While shedding no tears for big, bad American corporations but how was (then U.S. Senator future U.S. Supreme Court justice) Hugo Black allowed in 1938 to pursue his inquisitions given corporate immunity enabled by Dartmouth v Woodward (1819 - Marshall Court) not to mention the Fifth (self incrimination) and Fourteenth Amendment (due process) protections. Senator Black ran these inquiries like Stalin’s show trials happening concurrently (great minds think alike). Senator Black treated his victims as though they had no constitutional rights whatsoever: freedom from search and seizure, right to a fair trial.
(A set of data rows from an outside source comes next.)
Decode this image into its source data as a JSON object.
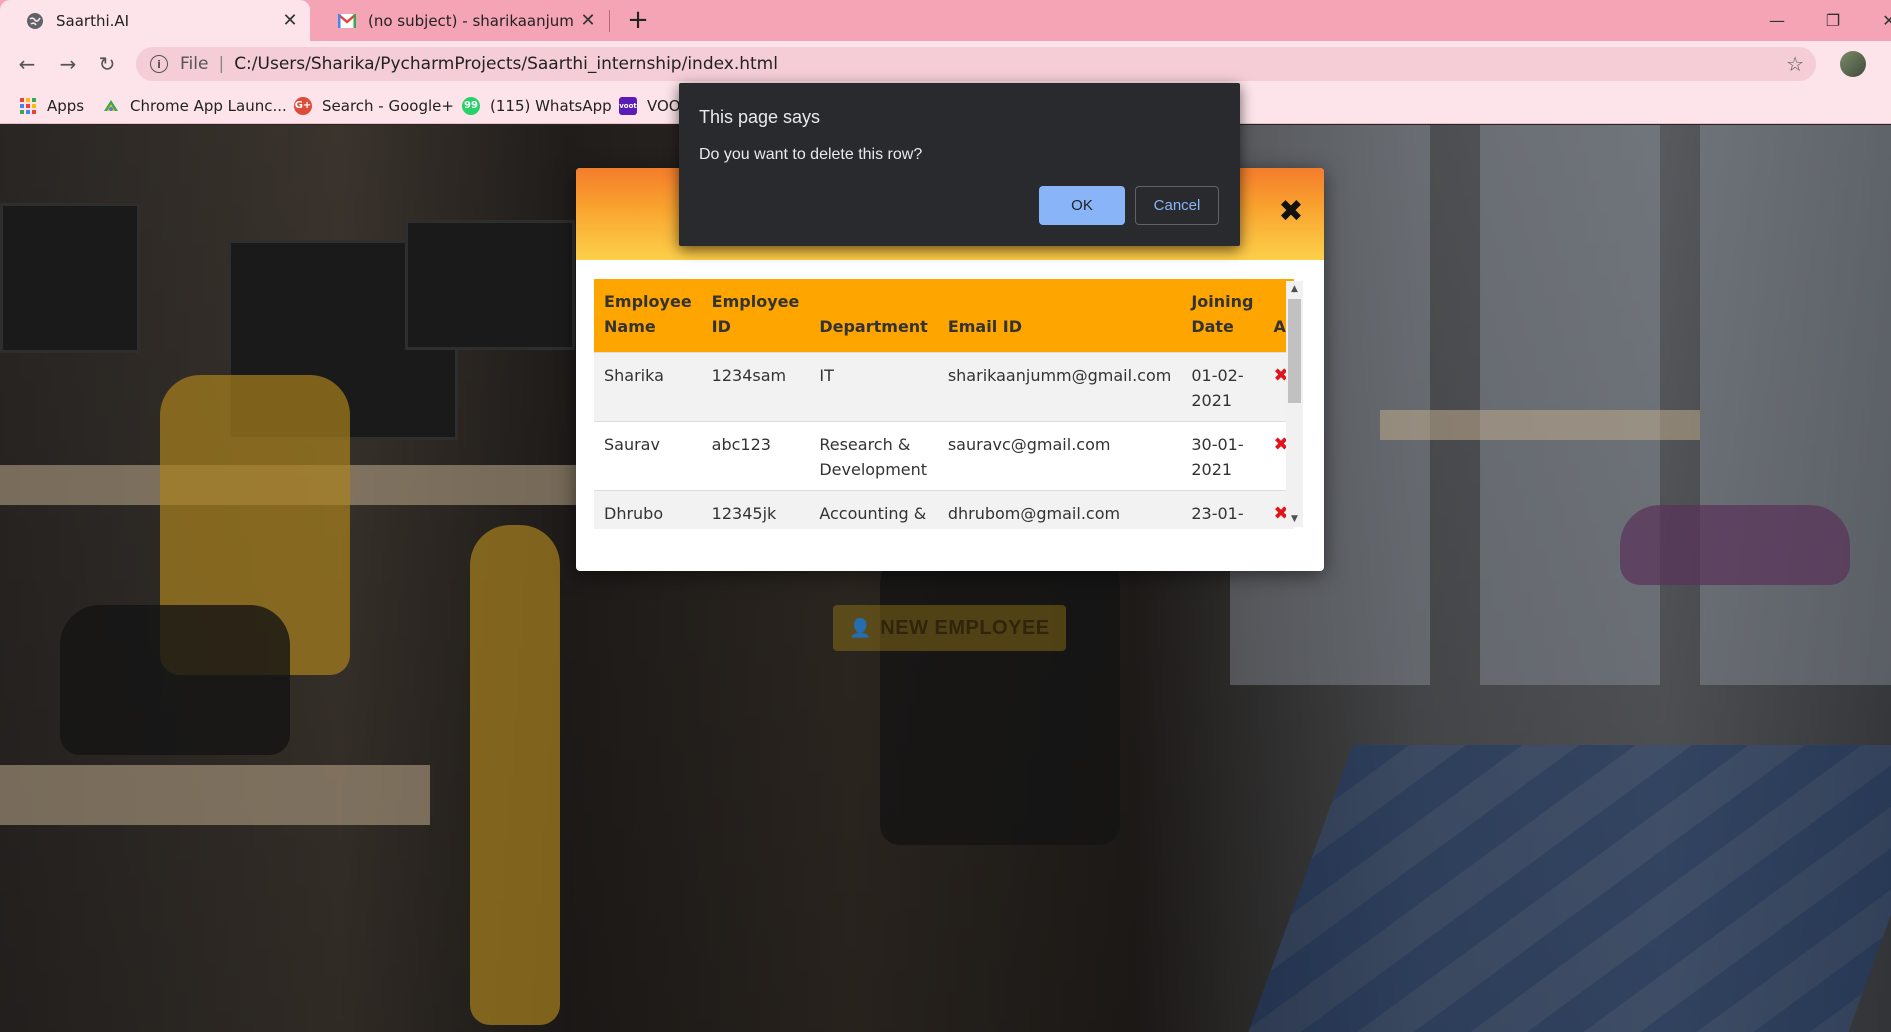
{
  "browser": {
    "tabs": [
      {
        "title": "Saarthi.AI",
        "active": true,
        "icon": "globe-icon"
      },
      {
        "title": "(no subject) - sharikaanjumm@gmail.com",
        "active": false,
        "icon": "gmail-icon"
      }
    ],
    "new_tab": "+",
    "address": {
      "scheme": "File",
      "url": "C:/Users/Sharika/PycharmProjects/Saarthi_internship/index.html"
    },
    "bookmarks": [
      {
        "label": "Apps",
        "icon": "apps-grid-icon"
      },
      {
        "label": "Chrome App Launc...",
        "icon": "chrome-launcher-icon"
      },
      {
        "label": "Search - Google+",
        "icon": "google-plus-icon"
      },
      {
        "label": "(115) WhatsApp",
        "icon": "whatsapp-icon"
      },
      {
        "label": "VOOT",
        "icon": "voot-icon"
      }
    ],
    "colors": {
      "chrome": "#f4a4b4",
      "toolbar": "#fce4ea"
    }
  },
  "background_button": {
    "label": "NEW EMPLOYEE",
    "icon": "add-user-icon"
  },
  "modal": {
    "close_symbol": "✖",
    "table": {
      "headers": [
        [
          "Employee",
          "Name"
        ],
        [
          "Employee",
          "ID"
        ],
        [
          "",
          "Department"
        ],
        [
          "",
          "Email ID"
        ],
        [
          "Joining",
          "Date"
        ],
        [
          "",
          "Action"
        ]
      ],
      "rows": [
        {
          "name": "Sharika",
          "id": "1234sam",
          "dept": [
            "IT",
            ""
          ],
          "email": "sharikaanjumm@gmail.com",
          "date": [
            "01-02-",
            "2021"
          ],
          "action": "✖"
        },
        {
          "name": "Saurav",
          "id": "abc123",
          "dept": [
            "Research &",
            "Development"
          ],
          "email": "sauravc@gmail.com",
          "date": [
            "30-01-",
            "2021"
          ],
          "action": "✖"
        },
        {
          "name": "Dhrubo",
          "id": "12345jk",
          "dept": [
            "Accounting &",
            ""
          ],
          "email": "dhrubom@gmail.com",
          "date": [
            "23-01-",
            ""
          ],
          "action": "✖"
        }
      ]
    },
    "colors": {
      "header_top": "#f47c2c",
      "header_bottom": "#fdd04a",
      "table_header": "#ffa500",
      "delete_icon": "#e3131b"
    }
  },
  "alert": {
    "title": "This page says",
    "message": "Do you want to delete this row?",
    "ok_label": "OK",
    "cancel_label": "Cancel",
    "colors": {
      "background": "#292a2d",
      "ok": "#8ab4f8"
    }
  }
}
In these inquisitions Hugo Black violated the “most important right of all” - Louis D. Brandeis - the right to be left alone.
The U.S. Supreme Court is like a super-saturated chemical solution - drop in some additional substance - a case - and a crystal of multi-faceted opinion coalesces. Federal jurisprudence is like a pot of fondue cheese heated up and ready to congeal around the crouton of a legal issue.